Después de una reñida derrota por 2-0 en cuartos de final ante Nigeria, Zidane estuvo muy involucrado en el gran choque. Desde entonces ha recibido una sanción de dos partidos, que se cumplirá para las eliminatorias de Argelia para la Copa Africana de Naciones 2027, que comienzan en septiembre.
“Estas cosas pasan en el fútbol y se quedan en el campo”, dice cuando le preguntan por la pelea. «No os preocupéis demasiado por ellos. Ahora tenemos que prepararnos para el Mundial».
La temporada 2025/26 de Zidane terminó cuando se rompió la mandíbula y la barbilla mientras jugaba con el Granada contra el Almería a finales de abril. Regresó a la acción el 3 de junio con una máscara protectora, manteniendo otra portería a cero en la impresionante victoria amistosa de Argelia por 1-0 sobre Holanda.
Con Petkovic, suma 21 victorias, cuatro empates y tres derrotas en 28 partidos. ¿Puede Argelia igualar o incluso superar el logro del vecino Marruecos al llegar a las semifinales de la Copa Mundial de la FIFA 2022 en Qatar?
“Estoy convencido de que las selecciones africanas tendrán un papel importante en este Mundial”, responde Zidane. «Argelia tiene un equipo realmente bueno, muy unido y con mucho talento joven.
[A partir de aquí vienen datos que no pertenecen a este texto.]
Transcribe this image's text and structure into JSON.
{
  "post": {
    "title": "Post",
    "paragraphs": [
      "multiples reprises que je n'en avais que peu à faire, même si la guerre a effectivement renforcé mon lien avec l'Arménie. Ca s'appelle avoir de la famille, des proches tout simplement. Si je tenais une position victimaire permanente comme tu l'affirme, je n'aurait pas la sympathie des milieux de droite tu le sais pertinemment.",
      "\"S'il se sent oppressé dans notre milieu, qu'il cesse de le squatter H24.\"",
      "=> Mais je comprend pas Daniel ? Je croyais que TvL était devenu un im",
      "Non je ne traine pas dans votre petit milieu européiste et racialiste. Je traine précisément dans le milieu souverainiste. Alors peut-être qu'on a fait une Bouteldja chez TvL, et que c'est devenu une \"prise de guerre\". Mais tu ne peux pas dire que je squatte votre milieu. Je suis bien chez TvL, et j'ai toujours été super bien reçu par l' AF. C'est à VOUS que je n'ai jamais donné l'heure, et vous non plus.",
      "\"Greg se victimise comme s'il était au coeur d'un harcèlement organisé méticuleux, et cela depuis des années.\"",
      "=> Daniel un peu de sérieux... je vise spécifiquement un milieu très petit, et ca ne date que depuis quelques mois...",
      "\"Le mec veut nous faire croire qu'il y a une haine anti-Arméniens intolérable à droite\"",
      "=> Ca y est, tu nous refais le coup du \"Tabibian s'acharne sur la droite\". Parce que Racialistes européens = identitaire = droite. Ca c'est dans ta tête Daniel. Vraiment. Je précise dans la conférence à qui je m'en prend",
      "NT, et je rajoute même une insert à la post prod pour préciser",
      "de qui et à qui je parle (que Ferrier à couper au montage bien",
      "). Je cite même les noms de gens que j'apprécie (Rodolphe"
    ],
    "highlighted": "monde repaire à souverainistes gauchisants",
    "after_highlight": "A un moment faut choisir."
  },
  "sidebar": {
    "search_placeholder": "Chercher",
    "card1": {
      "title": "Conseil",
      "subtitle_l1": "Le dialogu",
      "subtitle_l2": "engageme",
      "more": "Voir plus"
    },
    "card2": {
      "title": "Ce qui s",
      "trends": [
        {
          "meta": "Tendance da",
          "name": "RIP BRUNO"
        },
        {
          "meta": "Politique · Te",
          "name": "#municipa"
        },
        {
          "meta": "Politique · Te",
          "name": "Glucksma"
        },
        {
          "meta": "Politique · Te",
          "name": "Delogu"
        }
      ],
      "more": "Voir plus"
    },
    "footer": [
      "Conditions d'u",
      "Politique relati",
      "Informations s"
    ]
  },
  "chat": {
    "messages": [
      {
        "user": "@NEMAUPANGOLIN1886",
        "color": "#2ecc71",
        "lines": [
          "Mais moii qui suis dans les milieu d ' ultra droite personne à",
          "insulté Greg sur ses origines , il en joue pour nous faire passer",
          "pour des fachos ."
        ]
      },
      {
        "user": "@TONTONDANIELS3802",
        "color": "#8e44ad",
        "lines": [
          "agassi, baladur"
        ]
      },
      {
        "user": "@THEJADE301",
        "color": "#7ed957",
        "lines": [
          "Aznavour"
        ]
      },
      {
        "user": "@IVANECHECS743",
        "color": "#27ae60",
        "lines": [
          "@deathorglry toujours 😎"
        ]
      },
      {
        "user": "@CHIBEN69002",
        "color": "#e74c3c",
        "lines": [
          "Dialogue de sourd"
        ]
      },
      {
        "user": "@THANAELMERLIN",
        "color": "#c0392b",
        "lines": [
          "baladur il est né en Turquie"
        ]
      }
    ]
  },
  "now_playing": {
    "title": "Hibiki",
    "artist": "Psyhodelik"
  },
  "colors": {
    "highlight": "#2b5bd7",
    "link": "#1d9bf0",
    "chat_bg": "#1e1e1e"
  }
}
Sorprenderemos a mucha gente».
Estos jóvenes talentos incluyen al mediapunta del Bayer Leverkusen, Ibrahim Maza, de 20 años, mientras que el experimentado centrocampista del Milan Ismael Bennacer, de 28 años, el defensa del Borussia Dortmund, Rami Bensebaini, de 31 años, y el exdelantero del Manchester City Mahrez, de 35 años, que marcó ocho goles y dio 15 asistencias para el club saudí «Al-Ahli» la temporada pasada.
El futuro del club de Zidane sigue siendo incierto ya que su contrato con el Granada expira en junio de 2027. El Mundial, donde Argelia también se enfrentará a Jordania y Austria en el Grupo J, es una gran oportunidad.
“Al principio la gente te ve más como el hijo de alguien”, dice. “Pero siempre intenté seguir mi propio camino y trabajé duro para mejorar cada día.
«Jugar en la Copa del Mundo para demostrar que puedo jugar al más alto nivel es un momento decisivo en mi carrera. Siento que estoy preparado para ello».